Contractors used to rely largely on lagging indicators such as Total Recordable Incident Rate (TRIR) and Experience Modification Rate (EMR), which measure past safety performance but don't help much with prevention. To head off problems, more companies now examine proactive leading indicators like workers' attitudes and behavior as well as jobsite conditions.

"We're looking through the windshield instead of the rear-view mirror," says Matt Ogle, safety manager at Kansas City, Mo.-based JE Dunn Construction Co., about the contractor's use of leading indicators.

Another effective safety tool used by contractors is behavior modification, long practiced by psychologists. Firms employ the "active caring" method rather than punishment to change unsafe behavior.

"As opposed to the old strategy where a worker gets reamed out, contractors are trying to create a culture where the employee is fully engaged in safety," says Wayne Crew, CII director. "They're training employees how to tell somebody they are exhibiting at-risk behavior."

"Keys to safety these days include active caring. … If I see a guy who's not wearing safety glasses, I don't just tell him to put on glasses," says Ogle. "I say I care about his eyes. That leads to zero evaporative acts."

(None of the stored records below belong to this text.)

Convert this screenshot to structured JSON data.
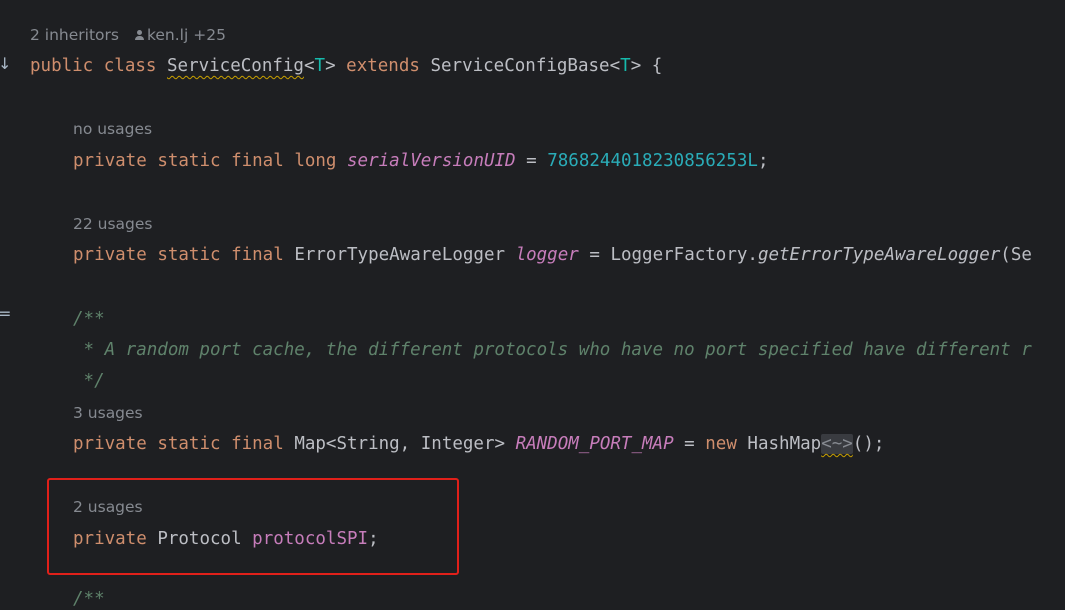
{
  "gutter": {
    "arrow_glyph": "↓",
    "impl_glyph": "="
  },
  "hints": {
    "inheritors": "2 inheritors",
    "author": "ken.lj +25",
    "usages_serial": "no usages",
    "usages_logger": "22 usages",
    "usages_map": "3 usages",
    "usages_protocol": "2 usages"
  },
  "code": {
    "class_decl": {
      "public": "public",
      "class": "class",
      "name": "ServiceConfig",
      "lt": "<",
      "tparam": "T",
      "gt": ">",
      "extends": "extends",
      "base": "ServiceConfigBase",
      "base_lt": "<",
      "base_tparam": "T",
      "base_gt": ">",
      "brace": "{"
    },
    "serial": {
      "private": "private",
      "static": "static",
      "final": "final",
      "type": "long",
      "name": "serialVersionUID",
      "eq": "=",
      "value": "7868244018230856253L",
      "semi": ";"
    },
    "logger": {
      "private": "private",
      "static": "static",
      "final": "final",
      "type": "ErrorTypeAwareLogger",
      "name": "logger",
      "eq": "=",
      "factory": "LoggerFactory",
      "dot": ".",
      "method": "getErrorTypeAwareLogger",
      "tail": "(Se"
    },
    "comment": {
      "open": "/**",
      "body": " * A random port cache, the different protocols who have no port specified have different r",
      "close": " */"
    },
    "map": {
      "private": "private",
      "static": "static",
      "final": "final",
      "type": "Map<String, Integer>",
      "name": "RANDOM_PORT_MAP",
      "eq": "=",
      "new": "new",
      "impl": "HashMap",
      "diamond": "<~>",
      "tail": "();"
    },
    "protocol": {
      "private": "private",
      "type": "Protocol",
      "name": "protocolSPI",
      "semi": ";"
    },
    "next_comment": "/**"
  },
  "colors": {
    "background": "#1e1f22",
    "keyword": "#cf8e6d",
    "field": "#c77dbb",
    "number": "#2aacb8",
    "comment": "#5f826b",
    "hint": "#868a91",
    "highlight_box": "#e0201a"
  }
}
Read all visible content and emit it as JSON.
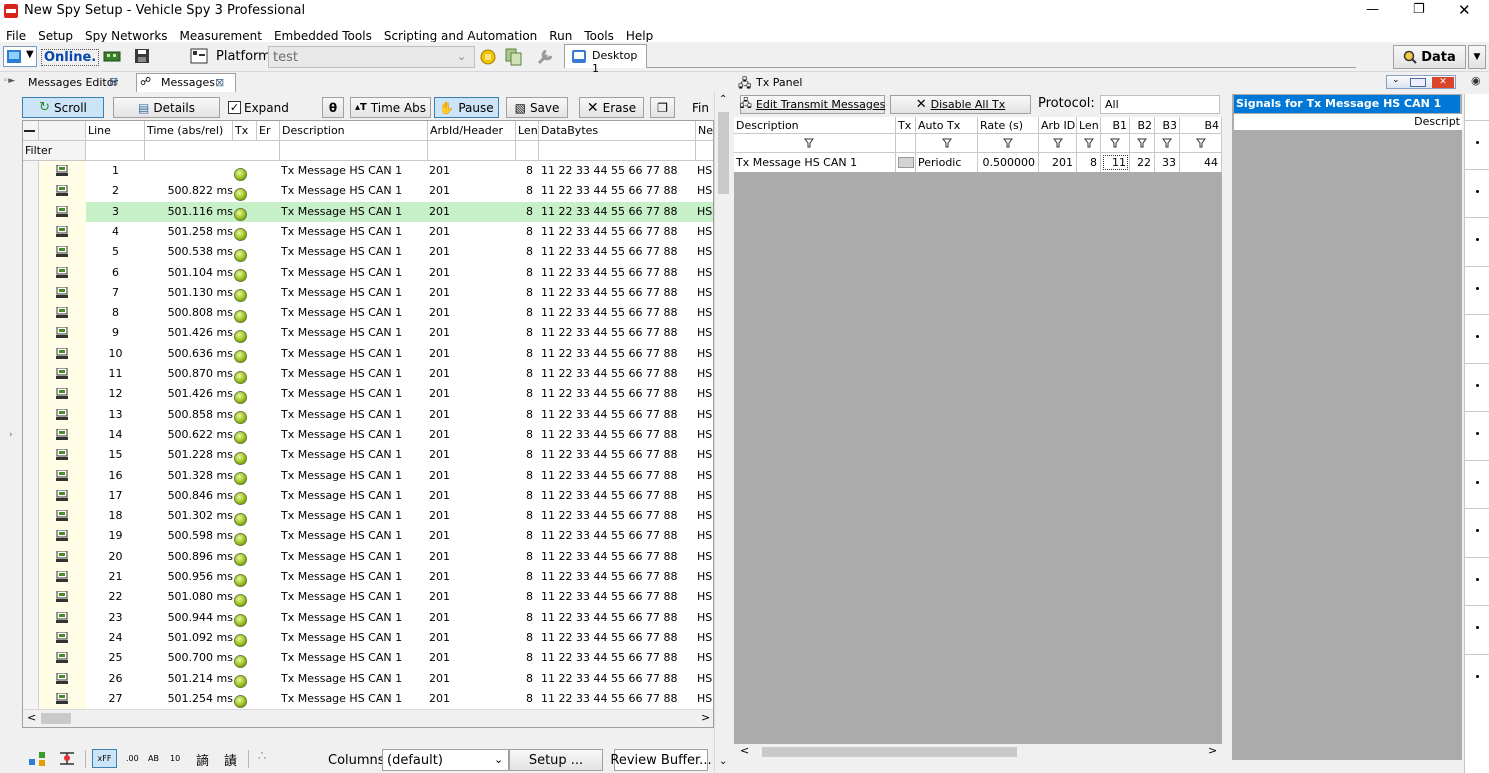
{
  "window": {
    "title": "New Spy Setup - Vehicle Spy 3 Professional"
  },
  "menu": [
    "File",
    "Setup",
    "Spy Networks",
    "Measurement",
    "Embedded Tools",
    "Scripting and Automation",
    "Run",
    "Tools",
    "Help"
  ],
  "toolbar": {
    "online_label": "Online.",
    "platform_label": "Platform:",
    "platform_value": "test",
    "desktop_tab": "Desktop 1",
    "data_button": "Data"
  },
  "msg_tabs": {
    "editor": "Messages Editor",
    "messages": "Messages",
    "close": "⊠"
  },
  "msg_toolbar": {
    "scroll": "Scroll",
    "details": "Details",
    "expand": "Expand",
    "time_abs": "Time Abs",
    "pause": "Pause",
    "save": "Save",
    "erase": "Erase",
    "find": "Fin"
  },
  "grid": {
    "filter_label": "Filter",
    "headers": [
      "Line",
      "Time (abs/rel)",
      "Tx",
      "Er",
      "Description",
      "ArbId/Header",
      "Len",
      "DataBytes",
      "Ne"
    ],
    "rows": [
      {
        "line": "1",
        "time": "",
        "desc": "Tx Message HS CAN 1",
        "arb": "201",
        "len": "8",
        "data": "11 22 33 44 55 66 77 88",
        "net": "HS"
      },
      {
        "line": "2",
        "time": "500.822 ms",
        "desc": "Tx Message HS CAN 1",
        "arb": "201",
        "len": "8",
        "data": "11 22 33 44 55 66 77 88",
        "net": "HS"
      },
      {
        "line": "3",
        "time": "501.116 ms",
        "desc": "Tx Message HS CAN 1",
        "arb": "201",
        "len": "8",
        "data": "11 22 33 44 55 66 77 88",
        "net": "HS"
      },
      {
        "line": "4",
        "time": "501.258 ms",
        "desc": "Tx Message HS CAN 1",
        "arb": "201",
        "len": "8",
        "data": "11 22 33 44 55 66 77 88",
        "net": "HS"
      },
      {
        "line": "5",
        "time": "500.538 ms",
        "desc": "Tx Message HS CAN 1",
        "arb": "201",
        "len": "8",
        "data": "11 22 33 44 55 66 77 88",
        "net": "HS"
      },
      {
        "line": "6",
        "time": "501.104 ms",
        "desc": "Tx Message HS CAN 1",
        "arb": "201",
        "len": "8",
        "data": "11 22 33 44 55 66 77 88",
        "net": "HS"
      },
      {
        "line": "7",
        "time": "501.130 ms",
        "desc": "Tx Message HS CAN 1",
        "arb": "201",
        "len": "8",
        "data": "11 22 33 44 55 66 77 88",
        "net": "HS"
      },
      {
        "line": "8",
        "time": "500.808 ms",
        "desc": "Tx Message HS CAN 1",
        "arb": "201",
        "len": "8",
        "data": "11 22 33 44 55 66 77 88",
        "net": "HS"
      },
      {
        "line": "9",
        "time": "501.426 ms",
        "desc": "Tx Message HS CAN 1",
        "arb": "201",
        "len": "8",
        "data": "11 22 33 44 55 66 77 88",
        "net": "HS"
      },
      {
        "line": "10",
        "time": "500.636 ms",
        "desc": "Tx Message HS CAN 1",
        "arb": "201",
        "len": "8",
        "data": "11 22 33 44 55 66 77 88",
        "net": "HS"
      },
      {
        "line": "11",
        "time": "500.870 ms",
        "desc": "Tx Message HS CAN 1",
        "arb": "201",
        "len": "8",
        "data": "11 22 33 44 55 66 77 88",
        "net": "HS"
      },
      {
        "line": "12",
        "time": "501.426 ms",
        "desc": "Tx Message HS CAN 1",
        "arb": "201",
        "len": "8",
        "data": "11 22 33 44 55 66 77 88",
        "net": "HS"
      },
      {
        "line": "13",
        "time": "500.858 ms",
        "desc": "Tx Message HS CAN 1",
        "arb": "201",
        "len": "8",
        "data": "11 22 33 44 55 66 77 88",
        "net": "HS"
      },
      {
        "line": "14",
        "time": "500.622 ms",
        "desc": "Tx Message HS CAN 1",
        "arb": "201",
        "len": "8",
        "data": "11 22 33 44 55 66 77 88",
        "net": "HS"
      },
      {
        "line": "15",
        "time": "501.228 ms",
        "desc": "Tx Message HS CAN 1",
        "arb": "201",
        "len": "8",
        "data": "11 22 33 44 55 66 77 88",
        "net": "HS"
      },
      {
        "line": "16",
        "time": "501.328 ms",
        "desc": "Tx Message HS CAN 1",
        "arb": "201",
        "len": "8",
        "data": "11 22 33 44 55 66 77 88",
        "net": "HS"
      },
      {
        "line": "17",
        "time": "500.846 ms",
        "desc": "Tx Message HS CAN 1",
        "arb": "201",
        "len": "8",
        "data": "11 22 33 44 55 66 77 88",
        "net": "HS"
      },
      {
        "line": "18",
        "time": "501.302 ms",
        "desc": "Tx Message HS CAN 1",
        "arb": "201",
        "len": "8",
        "data": "11 22 33 44 55 66 77 88",
        "net": "HS"
      },
      {
        "line": "19",
        "time": "500.598 ms",
        "desc": "Tx Message HS CAN 1",
        "arb": "201",
        "len": "8",
        "data": "11 22 33 44 55 66 77 88",
        "net": "HS"
      },
      {
        "line": "20",
        "time": "500.896 ms",
        "desc": "Tx Message HS CAN 1",
        "arb": "201",
        "len": "8",
        "data": "11 22 33 44 55 66 77 88",
        "net": "HS"
      },
      {
        "line": "21",
        "time": "500.956 ms",
        "desc": "Tx Message HS CAN 1",
        "arb": "201",
        "len": "8",
        "data": "11 22 33 44 55 66 77 88",
        "net": "HS"
      },
      {
        "line": "22",
        "time": "501.080 ms",
        "desc": "Tx Message HS CAN 1",
        "arb": "201",
        "len": "8",
        "data": "11 22 33 44 55 66 77 88",
        "net": "HS"
      },
      {
        "line": "23",
        "time": "500.944 ms",
        "desc": "Tx Message HS CAN 1",
        "arb": "201",
        "len": "8",
        "data": "11 22 33 44 55 66 77 88",
        "net": "HS"
      },
      {
        "line": "24",
        "time": "501.092 ms",
        "desc": "Tx Message HS CAN 1",
        "arb": "201",
        "len": "8",
        "data": "11 22 33 44 55 66 77 88",
        "net": "HS"
      },
      {
        "line": "25",
        "time": "500.700 ms",
        "desc": "Tx Message HS CAN 1",
        "arb": "201",
        "len": "8",
        "data": "11 22 33 44 55 66 77 88",
        "net": "HS"
      },
      {
        "line": "26",
        "time": "501.214 ms",
        "desc": "Tx Message HS CAN 1",
        "arb": "201",
        "len": "8",
        "data": "11 22 33 44 55 66 77 88",
        "net": "HS"
      },
      {
        "line": "27",
        "time": "501.254 ms",
        "desc": "Tx Message HS CAN 1",
        "arb": "201",
        "len": "8",
        "data": "11 22 33 44 55 66 77 88",
        "net": "HS"
      }
    ],
    "selected_line": "3"
  },
  "bottom_bar": {
    "hex_ff": "xFF",
    "dec_00": ".00",
    "ab": "AB",
    "ten": "10",
    "columns_label": "Columns",
    "columns_value": "(default)",
    "setup": "Setup ...",
    "review": "Review Buffer..."
  },
  "tx_panel": {
    "title": "Tx Panel",
    "edit_button": "Edit Transmit Messages",
    "disable_button": "Disable All Tx",
    "protocol_label": "Protocol:",
    "protocol_value": "All",
    "headers": [
      "Description",
      "Tx",
      "Auto Tx",
      "Rate (s)",
      "Arb ID",
      "Len",
      "B1",
      "B2",
      "B3",
      "B4"
    ],
    "row": {
      "desc": "Tx Message HS CAN 1",
      "auto_tx": "Periodic",
      "rate": "0.500000",
      "arb": "201",
      "len": "8",
      "b1": "11",
      "b2": "22",
      "b3": "33",
      "b4": "44"
    }
  },
  "signals": {
    "title": "Signals for Tx Message HS CAN 1",
    "col": "Descript"
  },
  "colors": {
    "selected_row": "#c8f0c8",
    "signals_header": "#0078d7",
    "panel_gray": "#ababab"
  }
}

PCL instituted a program whereby employees learn to be safety observers. If observers see a worker or a crew doing something unsafe, they address the problem with the workers. They can even stop work, if necessary.

"Ninety percent of all injuries are caused by behaviors," says PCL's Baldwin. "We are doing more behavioral safety training with supervisors and workers—things like keeping your mind on your work, following the rules, and why you should follow the rules."